En rupture avec les schémas du film historique comme de la fable morale, Harvest, en salles le 16 avril, est une proposition cinématographique inédite. Au principe du film, la question des enclosures et celle, centrale, des communs qu’elles ont détruits ; une question contée par la mise en scène d’Athina Rachel Tsangari, dont les inventives stratégies de tournage composent une aventure extraordinaire.

Il est absurdement passé inaperçu lors de sa première mondiale au Festival de Venise, en septembre dernier. Le troisième long métrage de la cinéaste grecque révélée en 2010 par Attenberg, film qui était sans conteste le titre le plus important du jeune cinéma grec qui s’est alors surtout fait remarquer avec les réalisations tape-à-l’œil de Yorgos Lanthimos, Harvest, est une œuvre exceptionnelle à plus d’un titre. Il l’est par l’événement historique qui l’inspire, comme par la mise en scène sensuelle et troublante qui le porte.

Au cœur du récit se trouve ce qui est considéré comme l’acte fondateur, ou du moins un des actes fondateurs du capitalisme, le mouvement des enclosures, ce processus qui a vu, en Angleterre de manière exemplaire et coordonnée avec les Inclosure Acts à partir du début du XVIIe siècle, mais en fait de façon très répandue en Europe, les seigneurs progressivement privatiser les terres communales et interdire les pratiques collectives de culture, de pâturage et de glanage. Ce processus s’est accéléré avec le développement de l’élevage industriel en lieu et place de culture vivrières, déclenchant destructions des communautés, exodes ruraux, grandes migrations et création d’une classe ouvrière surexploitée.

La mise en œuvre des enclosures dans un petit village d’Écosse est le principal ressort dramatique du film, film dont la beauté et la richesse consistent précisément à ne pas se laisser modeler par ce seul mécanisme, fut-ce sur le mode de la dénonciation. Aux côtés d’un personnage central, le paysan Walter interprété par Caleb Landry Jones, qui n’a assurément rien d’un héros, la complexité des situations portées par de multiples protagonistes déploie un rapport à la nature, au désir, à la violence et au pouvoir d’une richesse sidérante.

En rupture avec les schémas du film historique comme de la fable morale, Harvest invente un ensemble de propositions cinématographiques directement liées aux conditions de tournage et aux stratégies mises en œuvre par son autrice. Si la question des enclosures, et désormais celle, redevenue centrale dans les combats politiques, des communs qu’elles ont détruits, est bien au principe du film, c’est la grande aventure de sa réalisation, que conte ici Athina Rachel Tsangari, qui fait à son tour de la vision du film qui sort en salles le 16 avril une aventure extraordinaire.  J.-M.F.

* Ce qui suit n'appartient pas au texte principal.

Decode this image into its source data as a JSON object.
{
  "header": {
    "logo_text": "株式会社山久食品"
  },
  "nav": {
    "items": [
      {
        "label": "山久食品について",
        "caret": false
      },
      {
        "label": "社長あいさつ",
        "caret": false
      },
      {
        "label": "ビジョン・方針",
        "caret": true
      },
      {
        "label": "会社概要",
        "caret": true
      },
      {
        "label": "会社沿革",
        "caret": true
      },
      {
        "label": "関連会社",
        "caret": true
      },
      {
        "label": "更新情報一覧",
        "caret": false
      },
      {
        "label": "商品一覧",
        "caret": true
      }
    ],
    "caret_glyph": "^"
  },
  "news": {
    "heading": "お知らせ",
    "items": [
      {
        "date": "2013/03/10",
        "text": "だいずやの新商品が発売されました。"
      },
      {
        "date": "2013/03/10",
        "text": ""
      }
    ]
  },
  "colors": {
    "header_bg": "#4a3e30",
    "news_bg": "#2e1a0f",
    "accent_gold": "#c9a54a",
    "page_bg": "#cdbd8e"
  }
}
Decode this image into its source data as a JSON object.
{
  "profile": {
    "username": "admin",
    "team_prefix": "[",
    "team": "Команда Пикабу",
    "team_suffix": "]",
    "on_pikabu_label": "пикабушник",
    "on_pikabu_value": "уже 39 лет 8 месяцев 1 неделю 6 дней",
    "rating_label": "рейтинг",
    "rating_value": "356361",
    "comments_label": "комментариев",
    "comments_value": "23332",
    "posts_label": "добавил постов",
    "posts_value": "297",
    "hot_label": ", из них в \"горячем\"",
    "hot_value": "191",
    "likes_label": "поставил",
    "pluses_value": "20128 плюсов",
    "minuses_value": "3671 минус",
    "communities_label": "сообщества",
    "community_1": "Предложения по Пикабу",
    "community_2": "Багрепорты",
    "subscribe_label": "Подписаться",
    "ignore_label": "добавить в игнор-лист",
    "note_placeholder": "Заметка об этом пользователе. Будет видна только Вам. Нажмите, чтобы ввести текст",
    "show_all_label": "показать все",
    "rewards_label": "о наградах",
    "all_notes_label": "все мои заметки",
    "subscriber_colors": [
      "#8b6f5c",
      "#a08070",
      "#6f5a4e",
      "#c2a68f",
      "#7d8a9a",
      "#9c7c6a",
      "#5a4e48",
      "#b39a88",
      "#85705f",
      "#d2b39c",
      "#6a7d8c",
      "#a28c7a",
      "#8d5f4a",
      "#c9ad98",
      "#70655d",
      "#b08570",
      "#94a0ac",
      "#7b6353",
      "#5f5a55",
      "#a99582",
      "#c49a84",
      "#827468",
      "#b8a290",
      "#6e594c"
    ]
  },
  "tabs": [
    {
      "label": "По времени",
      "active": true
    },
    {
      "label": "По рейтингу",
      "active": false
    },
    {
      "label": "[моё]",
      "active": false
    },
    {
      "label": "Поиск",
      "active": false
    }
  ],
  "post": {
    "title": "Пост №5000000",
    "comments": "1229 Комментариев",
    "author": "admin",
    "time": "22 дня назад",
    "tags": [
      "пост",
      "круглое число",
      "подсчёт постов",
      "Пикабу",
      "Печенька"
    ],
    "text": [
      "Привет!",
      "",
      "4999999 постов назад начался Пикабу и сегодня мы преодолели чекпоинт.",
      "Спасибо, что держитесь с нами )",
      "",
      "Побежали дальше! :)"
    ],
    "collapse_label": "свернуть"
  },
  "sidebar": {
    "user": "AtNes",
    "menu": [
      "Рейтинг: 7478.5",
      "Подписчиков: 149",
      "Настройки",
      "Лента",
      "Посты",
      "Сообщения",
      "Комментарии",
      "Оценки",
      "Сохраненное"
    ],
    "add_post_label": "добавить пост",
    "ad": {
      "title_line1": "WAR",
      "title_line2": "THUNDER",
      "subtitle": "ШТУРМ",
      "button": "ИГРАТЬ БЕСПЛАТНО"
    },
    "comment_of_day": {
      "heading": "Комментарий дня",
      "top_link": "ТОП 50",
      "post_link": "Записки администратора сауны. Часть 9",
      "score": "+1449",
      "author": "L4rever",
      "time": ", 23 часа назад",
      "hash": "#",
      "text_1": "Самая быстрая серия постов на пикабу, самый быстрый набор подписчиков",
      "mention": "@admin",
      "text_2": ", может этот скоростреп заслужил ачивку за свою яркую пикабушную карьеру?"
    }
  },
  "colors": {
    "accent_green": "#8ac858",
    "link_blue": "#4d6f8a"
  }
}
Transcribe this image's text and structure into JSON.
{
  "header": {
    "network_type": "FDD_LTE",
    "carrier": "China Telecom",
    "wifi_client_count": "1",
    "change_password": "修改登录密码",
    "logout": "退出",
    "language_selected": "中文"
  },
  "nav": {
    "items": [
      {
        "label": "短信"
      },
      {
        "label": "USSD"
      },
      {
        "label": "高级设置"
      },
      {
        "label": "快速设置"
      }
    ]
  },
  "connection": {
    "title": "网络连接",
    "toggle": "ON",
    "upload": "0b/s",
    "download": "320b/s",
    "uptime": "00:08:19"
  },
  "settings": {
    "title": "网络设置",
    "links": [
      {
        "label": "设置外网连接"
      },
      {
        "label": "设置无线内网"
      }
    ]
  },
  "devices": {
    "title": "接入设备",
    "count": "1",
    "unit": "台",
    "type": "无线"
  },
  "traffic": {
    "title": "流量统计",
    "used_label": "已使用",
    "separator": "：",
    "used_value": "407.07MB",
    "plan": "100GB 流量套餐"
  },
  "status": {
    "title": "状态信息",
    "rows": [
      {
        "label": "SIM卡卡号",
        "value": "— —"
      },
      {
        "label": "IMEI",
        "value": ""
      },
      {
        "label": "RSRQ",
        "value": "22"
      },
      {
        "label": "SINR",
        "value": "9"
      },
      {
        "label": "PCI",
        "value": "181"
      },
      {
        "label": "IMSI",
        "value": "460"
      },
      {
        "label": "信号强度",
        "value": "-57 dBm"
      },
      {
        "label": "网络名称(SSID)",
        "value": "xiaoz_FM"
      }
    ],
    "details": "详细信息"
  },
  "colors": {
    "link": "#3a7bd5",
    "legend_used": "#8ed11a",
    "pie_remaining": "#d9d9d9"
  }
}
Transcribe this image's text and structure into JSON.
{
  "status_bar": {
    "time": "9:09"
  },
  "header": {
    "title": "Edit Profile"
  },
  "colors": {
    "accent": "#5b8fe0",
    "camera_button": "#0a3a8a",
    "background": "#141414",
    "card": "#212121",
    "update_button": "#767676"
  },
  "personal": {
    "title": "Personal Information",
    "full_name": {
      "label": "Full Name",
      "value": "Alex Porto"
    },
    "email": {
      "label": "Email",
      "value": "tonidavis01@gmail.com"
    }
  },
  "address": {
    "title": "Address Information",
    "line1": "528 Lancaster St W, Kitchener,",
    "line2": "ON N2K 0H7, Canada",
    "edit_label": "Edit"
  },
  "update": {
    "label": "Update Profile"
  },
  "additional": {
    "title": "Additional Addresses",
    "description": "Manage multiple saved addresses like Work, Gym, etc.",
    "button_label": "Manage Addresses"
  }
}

Neuf ans se sont écoulés depuis votre précédent film, Chevalier. Qu’avez-vous fait depuis tout ce temps ? 
Oh… j’ai vécu (Rires). Je ne suis pas une rapide, il me faut du temps avant de mettre en œuvre un nouveau film. J’ai enseigné, j’enseigne toujours, à CalArts. J’ai aussi participé à la conception et à la réalisation d’une série, Trigonometry, pour gagner ma vie. Mais j’ai aimé ça, j’aime tout ce qui me donne l’occasion de mettre mon œil dans le viseur d’une caméra. Et sans cette expérience, je n’aurais jamais pu faire Harvest : en travaillant pour la télévision, je me suis habituée à tourner vite, ce qui a été indispensable pour le film. De plus, dans la série, j’ai travaillé avec le chef opérateur Sean Price Williams, on a appris à se connaître et cela a été très important pour le long métrage. Nous avons systématisé ensemble une manière de procéder, en filmant chaque scène en entier, sans arrêter la caméra, ce qui a été une des conditions décisives pour la réalisation de Harvest.

Avant de faire tourner ainsi en plan séquence, vous répétez avec les acteurs ?
Oui, beaucoup. Pour le film, nous avons établi une règle commune à tous les interprètes : qu’ils seraient tous présents en permanence durant quatre semaines de répétitions, et ensuite pendant toute la durée du tournage. C’est très rare, d’ordinaire les acteurs viennent quelques jours, quand ils ont une scène à jouer, ils repartent, ils reviennent… Mais pour Harvest, tout le monde est resté ensemble, comme une troupe de théâtre. Et au cours des répétitions, le scénario évoluait, je le transformais à partir de ce qui se passait au cours de ces séances et ensuite nous répétions la nouvelle version…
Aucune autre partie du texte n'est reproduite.